Both Tishman and Tutor Perini have worked with Related before. For Tishman, projects have included New York City's 2012 Olympic bid and the MiMA building, says Jay Badame, president and COO of Tishman's New York region. Tutor Perini worked with the developer on the $4-billion, 6-million-sq-ft Cosmopolitan Resort in Las Vegas.
At Hudson Yards, Tishman is working with Related as a non-equity partner, assisting with cost strategy to acquire the tenants needed to move the project forward, Badame says.
Some 80% of the space in the 1.7-million-sq-ft South tower has been committed so far, and the developers are in talks with four to five potential tenants for the North tower, Cross says. Once tenants are secured, work can begin on the platform and the North tower, he adds.

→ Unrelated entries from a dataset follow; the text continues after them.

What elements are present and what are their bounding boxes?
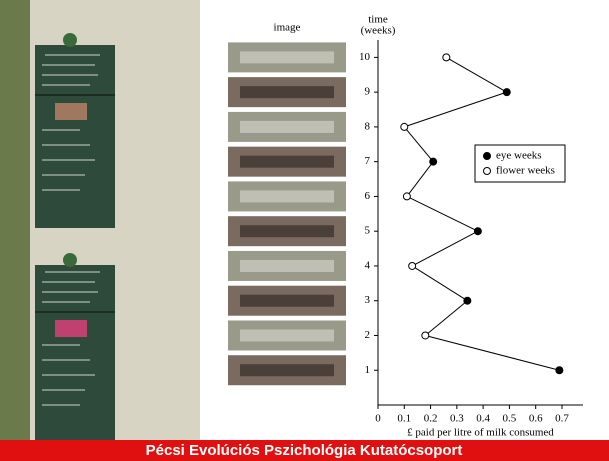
point — [556, 367, 563, 374]
image-strip-detail — [240, 260, 334, 272]
flower-picture — [55, 320, 87, 337]
y-tick-label: 4 — [365, 259, 371, 271]
y-tick-label: 2 — [365, 329, 371, 341]
connector — [412, 266, 467, 301]
y-tick-label: 7 — [365, 155, 371, 167]
point — [443, 54, 450, 61]
x-axis-label: £ paid per litre of milk consumed — [407, 427, 554, 439]
y-tick-label: 3 — [365, 294, 371, 306]
legend-label: eye weeks — [496, 150, 542, 162]
connector — [407, 196, 478, 231]
connector — [425, 301, 467, 336]
fridge-photos — [0, 0, 200, 440]
image-strip-detail — [240, 364, 334, 376]
image-strip-detail — [240, 156, 334, 168]
x-tick-label: 0.2 — [424, 413, 438, 425]
connector — [425, 335, 559, 370]
x-tick-label: 0.6 — [529, 413, 543, 425]
image-strip-detail — [240, 190, 334, 202]
y-tick-label: 8 — [365, 120, 371, 132]
y-tick-label: 1 — [365, 364, 371, 376]
plant — [0, 0, 30, 228]
image-column-label: image — [274, 22, 301, 34]
connector — [446, 57, 506, 92]
point — [401, 123, 408, 130]
legend-marker — [484, 153, 491, 160]
point — [503, 89, 510, 96]
page: image Pécsi Evolúciós Pszichológia Kutat… — [0, 0, 609, 461]
point — [464, 297, 471, 304]
connector — [412, 231, 478, 266]
eye-picture — [55, 103, 87, 120]
image-strip-detail — [240, 225, 334, 237]
y-axis-label: (weeks) — [361, 25, 396, 37]
x-tick-label: 0.5 — [503, 413, 517, 425]
plant — [0, 228, 30, 440]
image-strip-detail — [240, 121, 334, 133]
legend-marker — [484, 168, 491, 175]
y-tick-label: 10 — [359, 51, 371, 63]
fridge — [35, 45, 115, 228]
x-tick-label: 0.1 — [397, 413, 411, 425]
connector — [404, 92, 507, 127]
banner-text: Pécsi Evolúciós Pszichológia Kutatócsopo… — [146, 442, 463, 459]
point — [403, 193, 410, 200]
point — [430, 158, 437, 165]
slide: image Pécsi Evolúciós Pszichológia Kutat… — [0, 0, 609, 461]
point — [422, 332, 429, 339]
y-tick-label: 9 — [365, 86, 371, 98]
image-strip-detail — [240, 86, 334, 98]
y-tick-label: 6 — [365, 190, 371, 202]
x-tick-label: 0.7 — [555, 413, 569, 425]
image-strip-detail — [240, 51, 334, 63]
connector — [407, 162, 433, 197]
point — [474, 228, 481, 235]
x-tick-label: 0.4 — [476, 413, 490, 425]
x-tick-label: 0.3 — [450, 413, 464, 425]
point — [409, 262, 416, 269]
y-tick-label: 5 — [365, 225, 371, 237]
fridge-plant — [63, 33, 77, 47]
connector — [404, 127, 433, 162]
x-tick-label: 0 — [375, 413, 381, 425]
legend-label: flower weeks — [496, 165, 555, 177]
fridge-plant — [63, 253, 77, 267]
fridge — [35, 265, 115, 440]
image-strip-detail — [240, 295, 334, 307]
image-strip-detail — [240, 329, 334, 341]
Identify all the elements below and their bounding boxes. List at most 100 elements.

Tishman is also assisting in obtaining trades and on project labor agreements. It was, in fact, a year-long negotiation of labor agreements that contributed to a delay of the first tower's start date, although it is still on track for completion in 2015, Cross says. Other contributors to the delay were rezoning of a portion of the project in 2009 and the fact that "as the project continued to be marketed, Related had to respond to the needs of tenants, leading to the constant evolution of design," Cross says.
Cross calls the project's progress in the last four years "remarkable." He says "a lot was done, but there was a lot to be done."
Industry professionals agree. "The joint venture should be given credit for seeing [the project] through and overcoming hurdles to get to a point where there are shovels in the ground," says Lou Coletti, president of the Building Trades Employers' Association, New York.
Cross admits that the project has had its skeptics from the start. "We're trying to prove those who think this project won't happen in their lifetime wrong," he says.